Another helpful note is, “If you can’t say in 10 words or less, don’t say it.” So they weren’t even listening after the 10th word, anyway, to that entire, very rational, truthful comment that we made. But we missed the point. If they’re saying something like that to us, we focus on what they’re saying. But what they didn’t say that was more important about what they communicated was they were really upset. They were frustrated. They were hurt. They were disappointed. They were betrayed. They were angry. They were annoyed. They were something. If you make a comment like that, it comes from an emotion. So when we understand, per research and per data of adult teachers, that what they were feeling in that moment influence their behavior in their decisions and their thought process, can you imagine how much more are kids feel the same way and how much more it influences them? They are almost 100% emotional. We have the benefit of also being rational and cognitive. They are almost exclusively emotional.

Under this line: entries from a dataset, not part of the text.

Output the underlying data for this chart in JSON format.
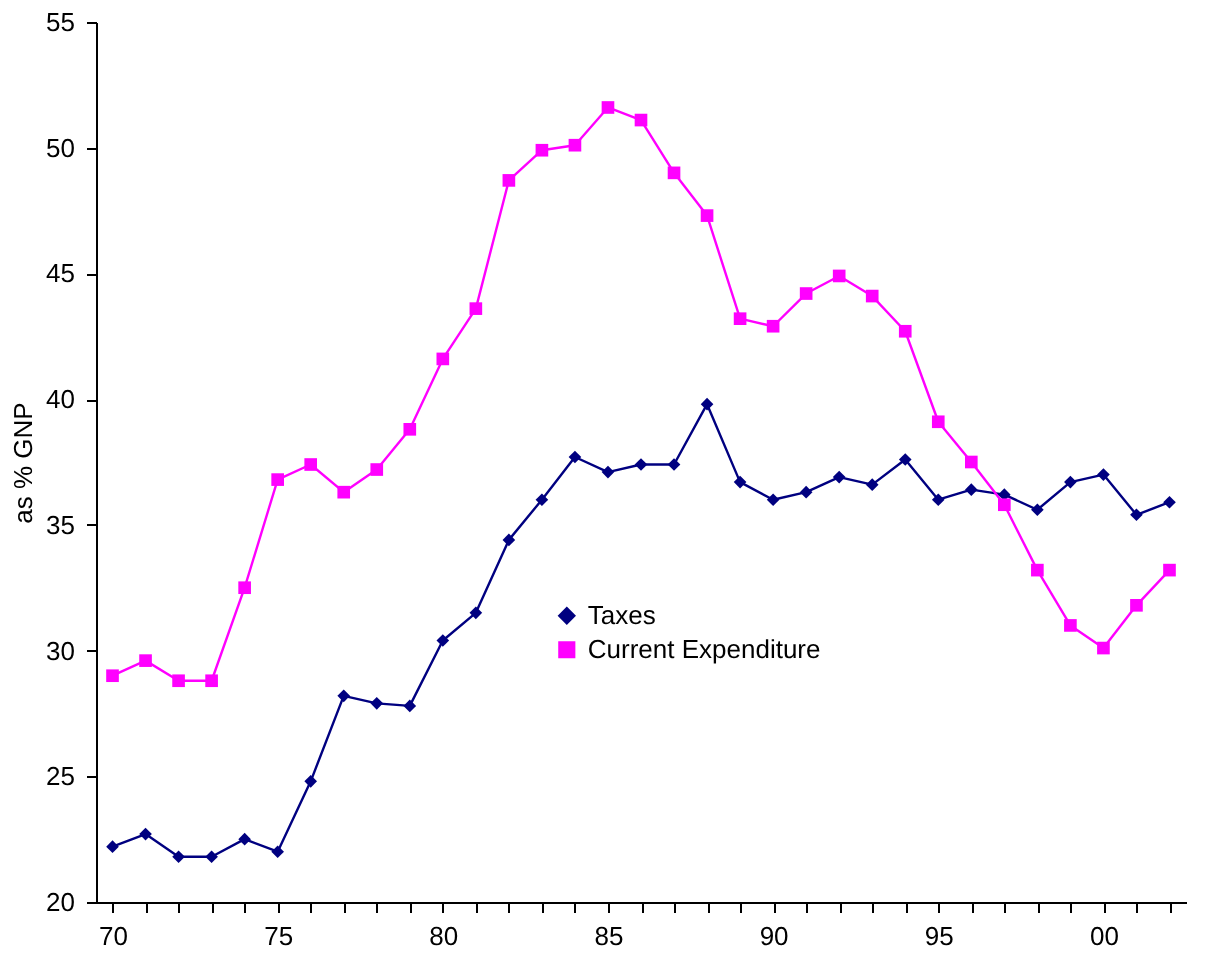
{
  "chart_data": {
    "type": "line",
    "ylabel": "as % GNP",
    "categories": [
      "70",
      null,
      null,
      null,
      null,
      "75",
      null,
      null,
      null,
      null,
      "80",
      null,
      null,
      null,
      null,
      "85",
      null,
      null,
      null,
      null,
      "90",
      null,
      null,
      null,
      null,
      "95",
      null,
      null,
      null,
      null,
      "00",
      null,
      null
    ],
    "series": [
      {
        "name": "Taxes",
        "color": "#000080",
        "marker": "diamond",
        "values": [
          22.2,
          22.7,
          21.8,
          21.8,
          22.5,
          22.0,
          24.8,
          28.2,
          27.9,
          27.8,
          30.4,
          31.5,
          34.4,
          36.0,
          37.7,
          37.1,
          37.4,
          37.4,
          39.8,
          36.7,
          36.0,
          36.3,
          36.9,
          36.6,
          37.6,
          36.0,
          36.4,
          36.2,
          35.6,
          36.7,
          37.0,
          35.4,
          35.9
        ]
      },
      {
        "name": "Current Expenditure",
        "color": "#ff00ff",
        "marker": "square",
        "values": [
          29.0,
          29.6,
          28.8,
          28.8,
          32.5,
          36.8,
          37.4,
          36.3,
          37.2,
          38.8,
          41.6,
          43.6,
          48.7,
          49.9,
          50.1,
          51.6,
          51.1,
          49.0,
          47.3,
          43.2,
          42.9,
          44.2,
          44.9,
          44.1,
          42.7,
          39.1,
          37.5,
          35.8,
          33.2,
          31.0,
          30.1,
          31.8,
          33.2
        ]
      }
    ],
    "ylim": [
      20,
      55
    ],
    "yticks": [
      20,
      25,
      30,
      35,
      40,
      45,
      50,
      55
    ],
    "grid": false,
    "legend": "center",
    "line_style": "solid"
  }
}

So I hope that gives you some insight into the idea of building an emotional vocabulary for your child, which is acknowledging what they’re not saying, often telling it back to them so that they start to be able to identify those feelings accurately, and then eventually they will be able to tell you what they’re feeling in addition to showing you. We’ll dive more into the emotional vocabulary in the next part of this series, but Yale study coming out with really important research showing us how much emotions influence every moment of our lives. And I think it’s very helpful and important for us to first of all, be aware. But second of all, use that in a meaningful way. When we’re interacting with our children, catch their expressions, be aware of what they’re not saying because that’s how we truly get to the heart of what the child is feeling and therefore what is going on in the child’s life at that moment. Thank you so much. See you again soon.